The patent describes an in-bed haptic device that may include an array of actuation cells. Actuation cells of the array of actuation cells may be configured to actuate (e.g., expand, contract, or otherwise change shape) in a predetermined sequence to provide haptic outputs. The in-bed haptic device may be configured to be placed beneath a user during use, for example between a user and a mattress. The haptic outputs may be provided to help a user relax, to move and/or wake a user, to indicate outputs, alerts, or notifications at the in-bed haptic device or another electronic device, or the like.
Apple's patent FIG. 1 below illustrates the environment that an in-bed haptic device is used; FIG. 7A shows an example in-bed haptic device (#700) that includes an array of actuation cells (#701) that are positioned beneath the top external surface (#716). The actuation cells may be configured to inflate and/or deflate to deform and/or displace the top external surface to provide haptic outputs.
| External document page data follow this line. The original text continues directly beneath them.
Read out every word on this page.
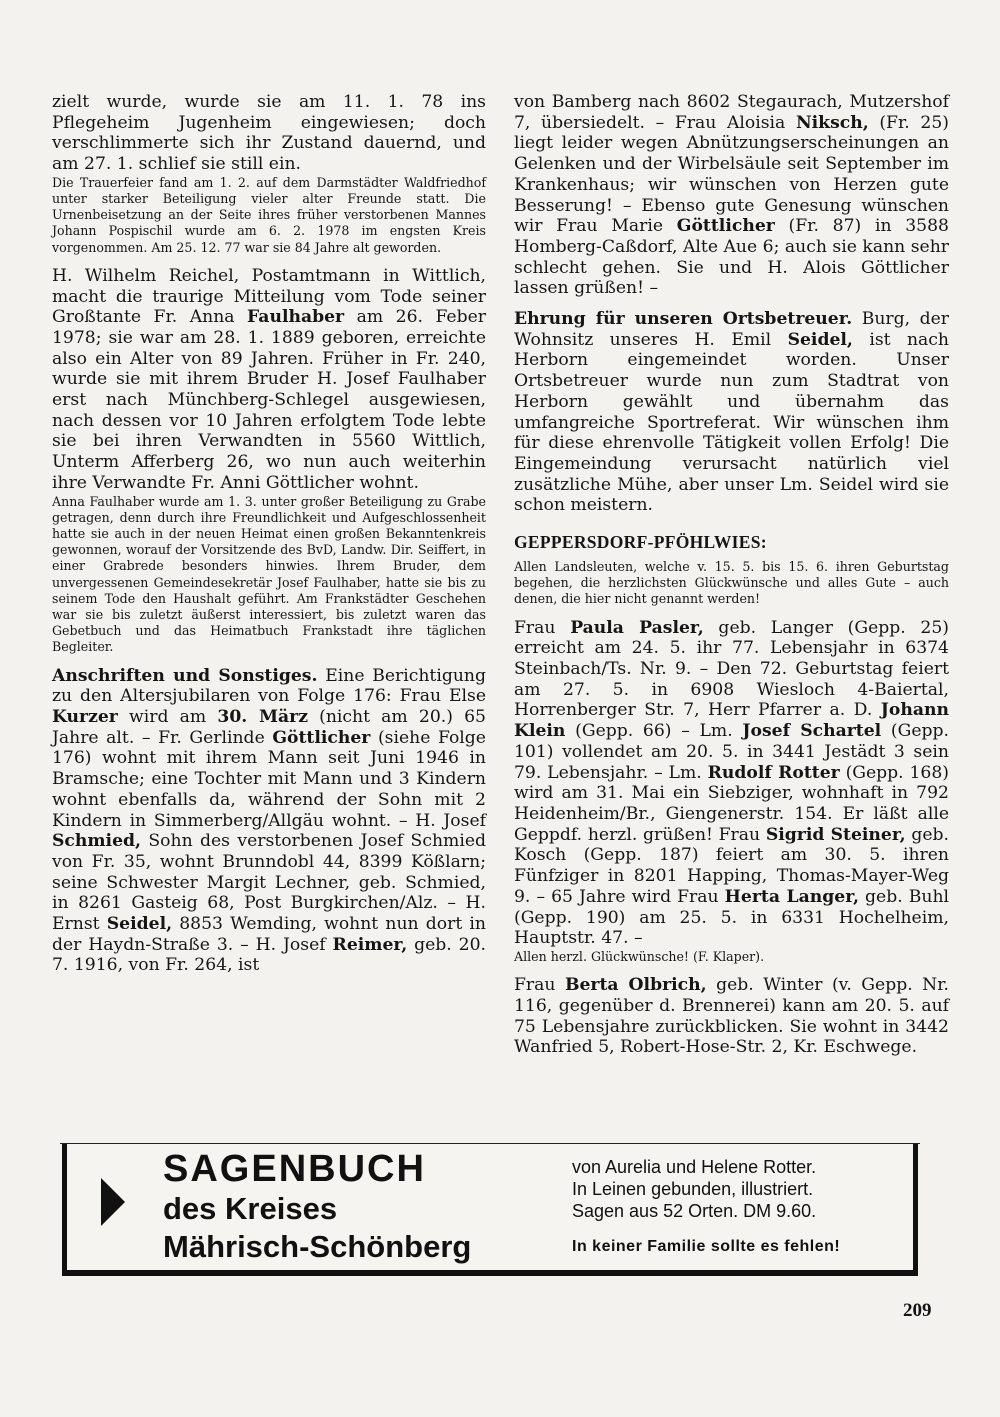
zielt wurde, wurde sie am 11. 1. 78 ins Pflegeheim Jugenheim eingewiesen; doch verschlimmerte sich ihr Zustand dauernd, und am 27. 1. schlief sie still ein.

Die Trauerfeier fand am 1. 2. auf dem Darmstädter Waldfriedhof unter starker Beteiligung vieler alter Freunde statt. Die Urnenbeisetzung an der Seite ihres früher verstorbenen Mannes Johann Pospischil wurde am 6. 2. 1978 im engsten Kreis vorgenommen. Am 25. 12. 77 war sie 84 Jahre alt geworden.

H. Wilhelm Reichel, Postamtmann in Wittlich, macht die traurige Mitteilung vom Tode seiner Großtante Fr. Anna Faulhaber am 26. Feber 1978; sie war am 28. 1. 1889 geboren, erreichte also ein Alter von 89 Jahren. Früher in Fr. 240, wurde sie mit ihrem Bruder H. Josef Faulhaber erst nach Münchberg-Schlegel ausgewiesen, nach dessen vor 10 Jahren erfolgtem Tode lebte sie bei ihren Verwandten in 5560 Wittlich, Unterm Afferberg 26, wo nun auch weiterhin ihre Verwandte Fr. Anni Göttlicher wohnt.

Anna Faulhaber wurde am 1. 3. unter großer Beteiligung zu Grabe getragen, denn durch ihre Freundlichkeit und Aufgeschlossenheit hatte sie auch in der neuen Heimat einen großen Bekanntenkreis gewonnen, worauf der Vorsitzende des BvD, Landw. Dir. Seiffert, in einer Grabrede besonders hinwies. Ihrem Bruder, dem unvergessenen Gemeindesekretär Josef Faulhaber, hatte sie bis zu seinem Tode den Haushalt geführt. Am Frankstädter Geschehen war sie bis zuletzt äußerst interessiert, bis zuletzt waren das Gebetbuch und das Heimatbuch Frankstadt ihre täglichen Begleiter.

Anschriften und Sonstiges. Eine Berichtigung zu den Altersjubilaren von Folge 176: Frau Else Kurzer wird am 30. März (nicht am 20.) 65 Jahre alt. – Fr. Gerlinde Göttlicher (siehe Folge 176) wohnt mit ihrem Mann seit Juni 1946 in Bramsche; eine Tochter mit Mann und 3 Kindern wohnt ebenfalls da, während der Sohn mit 2 Kindern in Simmerberg/Allgäu wohnt. – H. Josef Schmied, Sohn des verstorbenen Josef Schmied von Fr. 35, wohnt Brunndobl 44, 8399 Kößlarn; seine Schwester Margit Lechner, geb. Schmied, in 8261 Gasteig 68, Post Burgkirchen/Alz. – H. Ernst Seidel, 8853 Wemding, wohnt nun dort in der Haydn-Straße 3. – H. Josef Reimer, geb. 20. 7. 1916, von Fr. 264, ist

von Bamberg nach 8602 Stegaurach, Mutzershof 7, übersiedelt. – Frau Aloisia Niksch, (Fr. 25) liegt leider wegen Abnützungserscheinungen an Gelenken und der Wirbelsäule seit September im Krankenhaus; wir wünschen von Herzen gute Besserung! – Ebenso gute Genesung wünschen wir Frau Marie Göttlicher (Fr. 87) in 3588 Homberg-Caßdorf, Alte Aue 6; auch sie kann sehr schlecht gehen. Sie und H. Alois Göttlicher lassen grüßen! –

Ehrung für unseren Ortsbetreuer. Burg, der Wohnsitz unseres H. Emil Seidel, ist nach Herborn eingemeindet worden. Unser Ortsbetreuer wurde nun zum Stadtrat von Herborn gewählt und übernahm das umfangreiche Sportreferat. Wir wünschen ihm für diese ehrenvolle Tätigkeit vollen Erfolg! Die Eingemeindung verursacht natürlich viel zusätzliche Mühe, aber unser Lm. Seidel wird sie schon meistern.

GEPPERSDORF-PFÖHLWIES:

Allen Landsleuten, welche v. 15. 5. bis 15. 6. ihren Geburtstag begehen, die herzlichsten Glückwünsche und alles Gute – auch denen, die hier nicht genannt werden!

Frau Paula Pasler, geb. Langer (Gepp. 25) erreicht am 24. 5. ihr 77. Lebensjahr in 6374 Steinbach/Ts. Nr. 9. – Den 72. Geburtstag feiert am 27. 5. in 6908 Wiesloch 4-Baiertal, Horrenberger Str. 7, Herr Pfarrer a. D. Johann Klein (Gepp. 66) – Lm. Josef Schartel (Gepp. 101) vollendet am 20. 5. in 3441 Jestädt 3 sein 79. Lebensjahr. – Lm. Rudolf Rotter (Gepp. 168) wird am 31. Mai ein Siebziger, wohnhaft in 792 Heidenheim/Br., Giengenerstr. 154. Er läßt alle Geppdf. herzl. grüßen! Frau Sigrid Steiner, geb. Kosch (Gepp. 187) feiert am 30. 5. ihren Fünfziger in 8201 Happing, Thomas-Mayer-Weg 9. – 65 Jahre wird Frau Herta Langer, geb. Buhl (Gepp. 190) am 25. 5. in 6331 Hochelheim, Hauptstr. 47. –

Allen herzl. Glückwünsche! (F. Klaper).

Frau Berta Olbrich, geb. Winter (v. Gepp. Nr. 116, gegenüber d. Brennerei) kann am 20. 5. auf 75 Lebensjahre zurückblicken. Sie wohnt in 3442 Wanfried 5, Robert-Hose-Str. 2, Kr. Eschwege.

SAGENBUCH
des Kreises
Mährisch-Schönberg
von Aurelia und Helene Rotter.
In Leinen gebunden, illustriert.
Sagen aus 52 Orten. DM 9.60.
In keiner Familie sollte es fehlen!
209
The in-bed haptic device may include a connection interface (#713) that fluidly couples the actuation cells to one or more additional connectors and/or a control system.
Apple's FIG. 10A below illustrates a control system that comes with the Beddit in-bed system; FIG. 11 shows an example of the in-bed haptic device (#1100) connected to the \ control system (#1150). The in-bed haptic device can include an electronic sensor strip (#1101) and an actuation cell (#1102) that are configured to actuate (e.g., expand, contract, or otherwise change shape) to provide haptic outputs.
Apple's patent FIG. 14A above shows an example of an actuation cell (#1400) that can include a sealed fluid passage (#1402) that connects multiple inflatable bladders (#1404). The positioning of the inflatable bladders within the in-bed device can be configured to create different haptic experiences for a user.
For finer details, review Apple's patent application number 20210085091.
Considering that this is a patent application, the timing of such a product to market is unknown at this time.